The gyros at Laziza are a little different from the norm, in that they’re rolled like a burrito inside of a very thin pita. Laziza also has options for vegetarians, and the dishes can be made vegan by request.
Khatib is thankful for how his restaurant has grown in the six years it’s been open.
“I’m proud that we’re still open … a lot of restaurants, after the first year, they close down, so we’ve been able to keep it going,” he said. “I’m proud that I’m able to provide jobs for my employees; I’ve got seven or eight employees, eight people that I employ pretty much full time, so I’m proud that I’m able to do that for them. … They’re very hard workers. And I’m happy that I can provide a quick lunch. That’s another thing, our lunches are generally busier than our dinner, but we’re able to get people in and out really fast here, considering they’re getting fresh food.”
Speaking of fresh, Laziza is sporting a new look inside, after renovations were done in May. The location boasts new countertops, new signs on the walls, fresh paint and wall paper, and a new chair rail on the wall. The tile in the back of the restaurant also was redone.

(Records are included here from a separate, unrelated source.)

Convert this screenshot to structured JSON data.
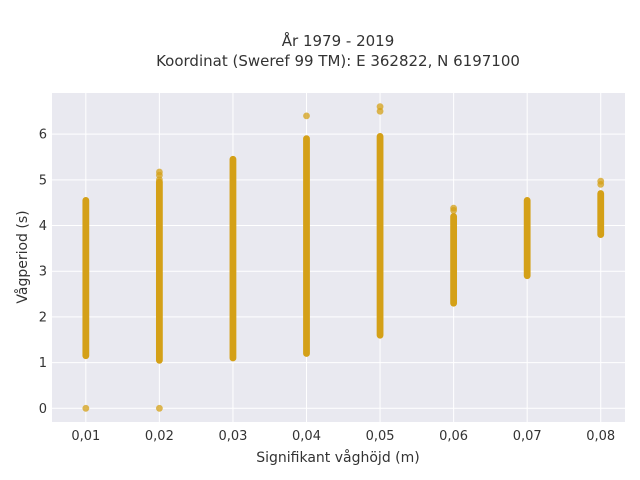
{
  "chart_data": {
    "type": "scatter",
    "title_lines": [
      "År 1979 - 2019",
      "Koordinat (Sweref 99 TM): E 362822, N 6197100"
    ],
    "xlabel": "Signifikant våghöjd (m)",
    "ylabel": "Vågperiod (s)",
    "x_tick_labels": [
      "0,01",
      "0,02",
      "0,03",
      "0,04",
      "0,05",
      "0,06",
      "0,07",
      "0,08"
    ],
    "x_tick_values": [
      0.01,
      0.02,
      0.03,
      0.04,
      0.05,
      0.06,
      0.07,
      0.08
    ],
    "y_tick_labels": [
      "0",
      "1",
      "2",
      "3",
      "4",
      "5",
      "6"
    ],
    "y_tick_values": [
      0,
      1,
      2,
      3,
      4,
      5,
      6
    ],
    "xlim": [
      0.0054,
      0.0833
    ],
    "ylim": [
      -0.3,
      6.9
    ],
    "grid": true,
    "marker_color": "#d4a017",
    "plot_bg": "#e9e9f0",
    "grid_color": "#ffffff",
    "columns": [
      {
        "x": 0.01,
        "ranges": [
          [
            1.15,
            4.55
          ]
        ],
        "points": [
          0.0
        ]
      },
      {
        "x": 0.02,
        "ranges": [
          [
            1.05,
            4.95
          ]
        ],
        "points": [
          0.0,
          5.0,
          5.1,
          5.17
        ]
      },
      {
        "x": 0.03,
        "ranges": [
          [
            1.1,
            5.45
          ]
        ],
        "points": []
      },
      {
        "x": 0.04,
        "ranges": [
          [
            1.2,
            5.9
          ]
        ],
        "points": [
          6.4
        ]
      },
      {
        "x": 0.05,
        "ranges": [
          [
            1.6,
            5.95
          ]
        ],
        "points": [
          6.5,
          6.6
        ]
      },
      {
        "x": 0.06,
        "ranges": [
          [
            2.3,
            4.2
          ]
        ],
        "points": [
          4.33,
          4.38
        ]
      },
      {
        "x": 0.07,
        "ranges": [
          [
            2.9,
            4.55
          ]
        ],
        "points": []
      },
      {
        "x": 0.08,
        "ranges": [
          [
            3.8,
            4.7
          ]
        ],
        "points": [
          4.9,
          4.97
        ]
      }
    ]
  }
}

The restaurant offers catering, with a recently redone catering menu. Laziza often caters to offices and private events, and some small weddings. The events catered average about 30 to 40 people — sometimes more, sometimes less. Catering runs about $5.50 to $10 a person, depending on what’s ordered. The catering menu, along with the regular menu, are available online at lazizagrill.com.
Laziza already has a loyal fan base, but Khatib hopes to get more customers on that list.
“I just want people to see us, to find us, come eat, try it,” he said. “Once they try it, they’ll get hooked.”